After a deployment, the first request to the API takes a long time to respond and occasionally fails.

This is likely either because the machine takes a bit to spin up and be ready for requests (solution: tune the grace period in your health check) or because on first deploy the machine is stopped; in this case the image is updated but stopped machines aren’t started (let sleeping machines lie).
Also, things definitely work better if you define an explicit http health check as described in that link rather than relying on the implicit health check - it’s a very trivial tcp “is the process up?” test and it doesn’t take into account app startup time, so it’s subject to some exponential back-off from the Fly proxy resulting in the slow first request behavior you see.

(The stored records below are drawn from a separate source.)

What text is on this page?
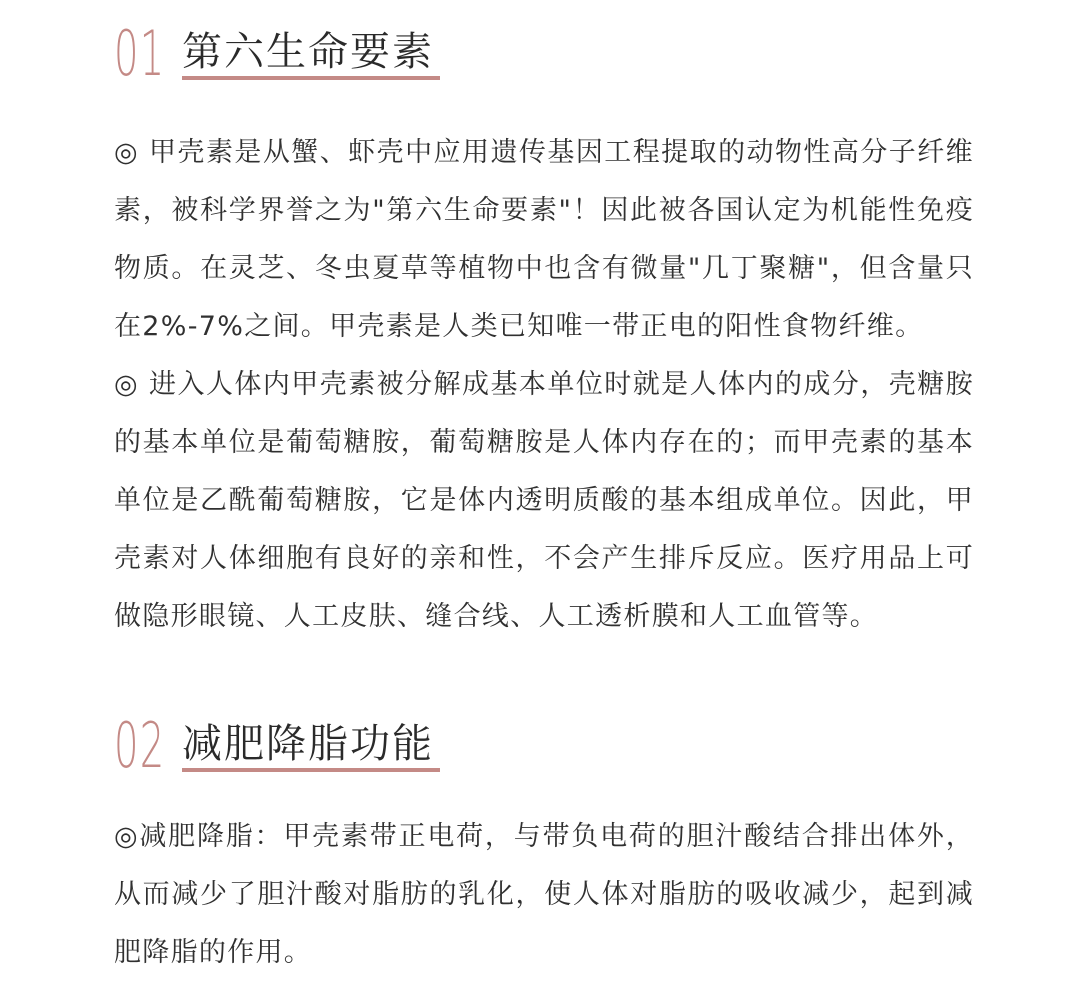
01 第六生命要素

◎ 甲壳素是从蟹、虾壳中应用遗传基因工程提取的动物性高分子纤维素，被科学界誉之为"第六生命要素"！因此被各国认定为机能性免疫物质。在灵芝、冬虫夏草等植物中也含有微量"几丁聚糖"，但含量只在2%-7%之间。甲壳素是人类已知唯一带正电的阳性食物纤维。

◎ 进入人体内甲壳素被分解成基本单位时就是人体内的成分，壳糖胺的基本单位是葡萄糖胺，葡萄糖胺是人体内存在的；而甲壳素的基本单位是乙酰葡萄糖胺，它是体内透明质酸的基本组成单位。因此，甲壳素对人体细胞有良好的亲和性，不会产生排斥反应。医疗用品上可做隐形眼镜、人工皮肤、缝合线、人工透析膜和人工血管等。

02 减肥降脂功能

◎减肥降脂：甲壳素带正电荷，与带负电荷的胆汁酸结合排出体外，从而减少了胆汁酸对脂肪的乳化，使人体对脂肪的吸收减少，起到减肥降脂的作用。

Also, your app is extremely slow to reach a point where it starts serving requests; it’s likely because you’re starting a boatload of services on app startup (I spotted redis, nats, and launchdarkly at quick glance). I would recommend splitting these off into separate Fly apps and only running your main web process on the Fly app, for faster boot times.

If the API is idle for a few minutes (around 5 minutes), the first request again experiences a delay or fails, showing a repeated cold start behavior.

This is because your machines are configured to auto-stop after a few minutes when they are not serving any requests. This saves money because machines aren’t running when nobody is using them, with the downside that indeed, when a request comes in, the machine has to wake up (cold-boot) before it can serve the request.

Properly tuning the grace period helps here because a well-tuned grace period means the wait until the request is answered is shorter, but also: auto-stop/auto-start can be turned off if you absolutely need fast first responses all the time. More information here.

Hope this helps!

  • Daniel
1 Like

Related (duplicate post): https://community.fly.io/t/cold-start-and-health-check-failures-on-deployed-apis/25963

Just my opinion: you probably don’t need AI text generation tools to compose a post here. Use your own voice if you can :relieved_face:

What’s the spec of your machine? I wonder if your lengthy boot-up process is overwhelming the CPU, and thus you’re experiencing throttling, which is slowing down your app’s readiness.

Also, what stack are you using? We have seen some feedback here that Java APIs go through some kind of bytecode caching on first boot, which races the CPU on start-up, making the throttling problem worse.

This topic was automatically closed 7 days after the last reply. New replies are no longer allowed.